Zarif’in ses kaydı, Ruhani hükümeti dönemindeki gelişmeleri kayıt altına alıp bir sonraki hükümetlere tecrübe aktarımını amaçlayan sözlü tarih projesi kapsamında arşivlik bir söyleşiydi.
Sızdırılan ses kaydına dair İran kamuoyunda en çok tartışılan konulardan birisi Zarif’in askeri kurum ve şahısların görevine müdahale ettiğini ve kimi zaman küçümsendiğini söylemesiydi.
Suikast sonucu öldürülen Kasım Süleymani’nin intikamını almak üzere İran tarafından Irak’taki ABD üslerine yapılan saldırılardan haberdar olmadığını söyleyen Zarif, ABD’li makamların bile kendisinden önce haberdar edildiğini ifade ediyordu.
Zarif, İran Devrim Muhafızları tarafından düşürülen Ukrayna’ya ait sivil uçakla ilgili düzenlenen Millî Güvenlik Konseyin’de uçağın füzeyle düstüğüne dair iddiaları gündeme getirince toplantıdaki askeri makamlardan şu cevabı alıyor:
Git tweet at, bu iddiayı yalanla.
İran Devrim Muhafızları Ordusu’nun dış operasyonlar birimi Kudüs Gücü Eski Komutanı Kasım Süleymani’nin dış politikaya yaptığı müdahalelerden şikayetçi olan Zarif; ses kaydında diplomasinin sahaya yani askeri politikalara feda edildiğini belirtiyor.
Ses kaydında eleştirlerin hedefindeki şahıs Süleymani olunca, Zarif’e yönelik tepkiler gecikmedi.
Muhafazakar gazeteler Zarif’i sert ifadelerle eleştirdi.

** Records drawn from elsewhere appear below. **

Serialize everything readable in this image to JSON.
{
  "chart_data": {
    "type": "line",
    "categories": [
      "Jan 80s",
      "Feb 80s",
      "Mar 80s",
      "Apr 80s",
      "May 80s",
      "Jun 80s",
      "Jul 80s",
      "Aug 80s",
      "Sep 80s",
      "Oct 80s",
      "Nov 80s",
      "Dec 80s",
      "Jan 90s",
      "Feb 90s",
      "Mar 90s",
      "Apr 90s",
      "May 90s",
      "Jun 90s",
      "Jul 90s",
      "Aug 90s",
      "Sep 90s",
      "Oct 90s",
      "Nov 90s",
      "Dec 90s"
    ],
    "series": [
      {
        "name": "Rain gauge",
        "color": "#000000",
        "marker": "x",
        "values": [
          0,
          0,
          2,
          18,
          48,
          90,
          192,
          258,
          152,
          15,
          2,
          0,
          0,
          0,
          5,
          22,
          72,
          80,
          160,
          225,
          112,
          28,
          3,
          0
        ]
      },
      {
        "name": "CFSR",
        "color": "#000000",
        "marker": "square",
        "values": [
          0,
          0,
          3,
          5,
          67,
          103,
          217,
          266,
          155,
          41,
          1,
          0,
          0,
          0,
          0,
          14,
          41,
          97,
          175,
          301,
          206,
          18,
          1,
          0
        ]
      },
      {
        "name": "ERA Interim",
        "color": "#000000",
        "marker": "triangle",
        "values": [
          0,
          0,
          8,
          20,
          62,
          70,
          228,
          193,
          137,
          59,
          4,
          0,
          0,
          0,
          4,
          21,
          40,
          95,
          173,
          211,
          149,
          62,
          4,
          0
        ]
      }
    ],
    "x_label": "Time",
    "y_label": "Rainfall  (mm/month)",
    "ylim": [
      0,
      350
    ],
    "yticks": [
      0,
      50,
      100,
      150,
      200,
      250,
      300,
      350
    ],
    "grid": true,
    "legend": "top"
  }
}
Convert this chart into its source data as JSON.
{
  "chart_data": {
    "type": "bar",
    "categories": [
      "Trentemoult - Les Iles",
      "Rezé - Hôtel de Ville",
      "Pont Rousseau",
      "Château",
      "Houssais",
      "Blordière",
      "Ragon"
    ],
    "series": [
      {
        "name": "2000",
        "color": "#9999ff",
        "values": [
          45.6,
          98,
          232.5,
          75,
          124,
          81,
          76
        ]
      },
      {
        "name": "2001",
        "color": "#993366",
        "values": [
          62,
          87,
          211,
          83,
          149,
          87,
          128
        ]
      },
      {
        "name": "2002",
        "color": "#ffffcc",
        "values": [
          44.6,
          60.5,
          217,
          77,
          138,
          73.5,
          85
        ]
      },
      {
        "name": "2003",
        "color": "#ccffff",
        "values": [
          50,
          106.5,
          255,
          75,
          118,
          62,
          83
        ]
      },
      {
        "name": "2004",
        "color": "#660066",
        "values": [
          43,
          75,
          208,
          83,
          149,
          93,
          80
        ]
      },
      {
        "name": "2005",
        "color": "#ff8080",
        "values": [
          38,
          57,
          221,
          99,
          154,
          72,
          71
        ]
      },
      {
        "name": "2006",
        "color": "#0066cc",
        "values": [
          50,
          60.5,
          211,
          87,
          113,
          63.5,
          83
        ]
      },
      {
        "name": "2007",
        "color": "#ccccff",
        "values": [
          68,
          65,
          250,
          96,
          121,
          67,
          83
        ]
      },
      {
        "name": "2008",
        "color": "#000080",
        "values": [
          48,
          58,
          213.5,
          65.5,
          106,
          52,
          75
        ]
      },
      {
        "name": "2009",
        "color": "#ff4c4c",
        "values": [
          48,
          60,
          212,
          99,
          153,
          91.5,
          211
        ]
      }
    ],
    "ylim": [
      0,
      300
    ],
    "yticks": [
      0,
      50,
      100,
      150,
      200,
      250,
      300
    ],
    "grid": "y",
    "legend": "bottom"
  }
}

Örneğin Vatan-ı İmruz gazetesinin manşetinde Zarif görseliyle birlikte “Hakîr” ifadesi yer aldı.
Ülkede özellikle muhafazakar kanadın tepkisini çeken Zarif, İnstagram hesabından yaptığı paylaşımda Süleymani’nin ailesinden ve tüm sevenlerinden özür diledi.
Cumhurbaşkanlığı Stratejik Araştırmalar Merkezi Başkanı Hüsameddin Aşina, ses kaydının yayımlanması nedeniyle istifa etmek zorunda kalırken ve röportajla bağlantılı 20 kişi hakkında ülke dışına çıkış yasağı getirildi.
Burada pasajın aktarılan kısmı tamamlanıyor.